Nos últimos três anos, o Brasil recuperou as boas taxas de crescimento de que desfrutava no passado. Como consequência disto, o desemprego manteve-se em níveis historicamente baixos e a pobreza diminuiu. Como dizem os americanos: até agora, tudo bem.
Mas, em contraste com esta situação muito positiva, o clima nos mercados financeiros raramente foi tão sombrio. Ultimamente, as expectativas do mercado financeiro em relação às variáveis mais relevantes da economia têm-se revelado muito erradas. Em artigo recente, o ex-diretor do Banco Central, Luiz Eduardo de Assis, lembrou que, no início do ano, o Boletim Focus — que reúne previsões de 140 instituições financeiras — previa que o PIB cresceria em 2024, 1,5%, quando, na realidade, já sabemos que a economia crescerá mais que o dobro disso, 3,4%.
O Focus, em tom mais otimista, previu que o dólar fecharia o ano em R$ 5, mas fechará acima de R$ 6 e a taxa Selic, no final do ano, seria de 9%, quando sabemos que isso irá encerrar o ano em 12,25%. Os mercados também erram para o lado do otimismo.
Os estados de espírito dos mercados financeiros sempre influenciaram o clima da economia e condicionaram a ação governamental. Os governos que dependem da dívida pública para funcionar, como acontece com todos os Estados modernos, têm de ouvir não só a opinião dos cidadãos, mas também a opinião dos seus credores, aqueles que compram e vendem os seus títulos de dívida. Os governos que sonham libertar-se das pressões do mercado precisam primeiro de se livrar do financiamento privado da sua dívida, ou pelo menos manter a dívida num nível muito moderado.
Os governos que sistematicamente gastam mais do que arrecadam em impostos acabam por ser mais responsáveis perante os mercados do que perante os eleitores. Se se recusarem a fazê-lo, numa atitude obstinada e rebelde, acabam por pagar o preço da desorganização da economia, com aumento das taxas de juro e da inflação, o que termina na desestabilização política.
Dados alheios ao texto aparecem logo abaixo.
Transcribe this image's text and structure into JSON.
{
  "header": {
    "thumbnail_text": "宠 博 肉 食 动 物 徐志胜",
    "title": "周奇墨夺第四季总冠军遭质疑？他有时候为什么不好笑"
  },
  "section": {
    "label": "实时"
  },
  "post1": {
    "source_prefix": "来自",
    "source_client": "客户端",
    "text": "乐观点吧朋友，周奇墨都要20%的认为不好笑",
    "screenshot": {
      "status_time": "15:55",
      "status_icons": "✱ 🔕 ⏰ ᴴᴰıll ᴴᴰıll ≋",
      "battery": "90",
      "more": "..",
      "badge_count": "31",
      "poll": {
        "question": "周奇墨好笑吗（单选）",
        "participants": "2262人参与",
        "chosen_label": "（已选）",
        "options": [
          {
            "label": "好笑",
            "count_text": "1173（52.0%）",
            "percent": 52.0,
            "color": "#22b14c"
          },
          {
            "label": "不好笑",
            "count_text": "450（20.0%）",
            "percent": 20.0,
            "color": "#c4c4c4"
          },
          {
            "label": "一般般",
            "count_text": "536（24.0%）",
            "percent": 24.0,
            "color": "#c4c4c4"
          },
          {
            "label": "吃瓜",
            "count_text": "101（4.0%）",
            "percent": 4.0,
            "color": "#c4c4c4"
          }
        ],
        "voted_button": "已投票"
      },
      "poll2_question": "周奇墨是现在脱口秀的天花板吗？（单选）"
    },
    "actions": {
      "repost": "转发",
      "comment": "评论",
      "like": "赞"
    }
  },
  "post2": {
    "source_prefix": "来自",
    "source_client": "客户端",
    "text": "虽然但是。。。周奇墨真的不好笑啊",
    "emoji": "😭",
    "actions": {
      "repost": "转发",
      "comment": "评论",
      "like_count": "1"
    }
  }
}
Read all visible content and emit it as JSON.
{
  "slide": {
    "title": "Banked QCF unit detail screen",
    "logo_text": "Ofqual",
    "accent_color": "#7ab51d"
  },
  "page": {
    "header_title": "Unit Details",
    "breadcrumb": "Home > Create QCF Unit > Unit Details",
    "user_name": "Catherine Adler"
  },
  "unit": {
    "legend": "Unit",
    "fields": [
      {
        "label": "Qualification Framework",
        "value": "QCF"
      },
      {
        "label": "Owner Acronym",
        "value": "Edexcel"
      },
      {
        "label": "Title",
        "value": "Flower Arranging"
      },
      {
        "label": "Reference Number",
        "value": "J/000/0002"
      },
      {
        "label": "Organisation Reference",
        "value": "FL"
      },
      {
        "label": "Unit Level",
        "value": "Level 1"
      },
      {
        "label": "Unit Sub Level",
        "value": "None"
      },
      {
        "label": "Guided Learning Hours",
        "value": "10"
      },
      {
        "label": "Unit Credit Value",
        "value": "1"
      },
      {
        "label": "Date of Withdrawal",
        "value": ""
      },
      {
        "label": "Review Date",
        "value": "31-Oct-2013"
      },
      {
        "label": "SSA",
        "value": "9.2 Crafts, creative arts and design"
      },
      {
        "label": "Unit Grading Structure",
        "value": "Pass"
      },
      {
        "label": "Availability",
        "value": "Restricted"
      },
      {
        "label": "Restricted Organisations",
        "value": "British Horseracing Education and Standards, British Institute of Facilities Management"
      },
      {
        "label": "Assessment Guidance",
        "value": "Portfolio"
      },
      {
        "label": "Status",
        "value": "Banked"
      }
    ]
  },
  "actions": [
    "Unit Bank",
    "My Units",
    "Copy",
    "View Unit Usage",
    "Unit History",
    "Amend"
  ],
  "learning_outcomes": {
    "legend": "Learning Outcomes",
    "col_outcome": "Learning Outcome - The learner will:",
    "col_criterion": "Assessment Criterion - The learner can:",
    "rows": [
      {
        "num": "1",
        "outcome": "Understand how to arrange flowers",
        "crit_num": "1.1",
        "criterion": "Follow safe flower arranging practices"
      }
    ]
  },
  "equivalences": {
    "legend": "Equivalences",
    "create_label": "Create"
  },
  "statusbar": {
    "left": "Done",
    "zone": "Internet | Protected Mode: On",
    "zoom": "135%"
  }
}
Os governos populistas, além de serem sempre obstinados e pouco versados em questões económicas, têm uma forte tendência para gastar excessivamente na despesa pública. Estes excessos transformam-se em défices orçamentais, que se traduzem num aumento da dívida pública. Acima de um certo limite, os mercados começam a punir estes excessos, exigindo taxas de juro mais elevadas para continuar a financiar a dívida. Neste ponto, os governos começam a protestar contra os mercados, culpando-os pelos seus problemas.
Se os governos recuarem e aderirem a alguma forma de restrição fiscal, poupando para evitar que a dívida fique fora de controlo, será estabelecido um certo equilíbrio. Mas, se o governo insistir em cortejar os seus eleitores e continuar a gastar, não há forma de escapar ao desastre. As taxas de juro disparam ou os investidores fogem das obrigações governamentais, forçando a sua monetização e a inflação a explodir. Não há caminho alternativo.
Como disse há pouco, os mercados cometem muitos erros, mas, certos ou errados, têm grande poder sobre a política económica do governo e nem mesmo os governos autoritários são capazes de impor completamente a sua vontade em questões financeiras. No presente caso do Brasil, a intuição dos mercados tem muito mérito, uma vez que o actual surto de crescimento tem em grande parte a sua origem no excesso de gastos públicos.
Este excesso alimentou o consumo das famílias e impulsionou a actividade económica, mas ocorreu à custa de um grande aumento da dívida pública a um ritmo que não é sustentável. Em dezembro de 2022, a relação dívida/PIB era de 71,8% e o Instituto Fiscal Independente do Senado estima que chegará a 80% até o final de 2024, caminhando para algo em torno de 85% até o final de 2026. Nas condições atuais, um aumento de mais mais de 12 pontos percentuais no mandato do presidente Lula.
É uma trajetória que, se não for revertida, nos levará a uma espécie de colapso. Se o governo continuar a ignorar a realidade económica e apenas ficar de olho nas próximas eleições e na manutenção do poder, não haverá como errar nas suas previsões: estaremos perdidos.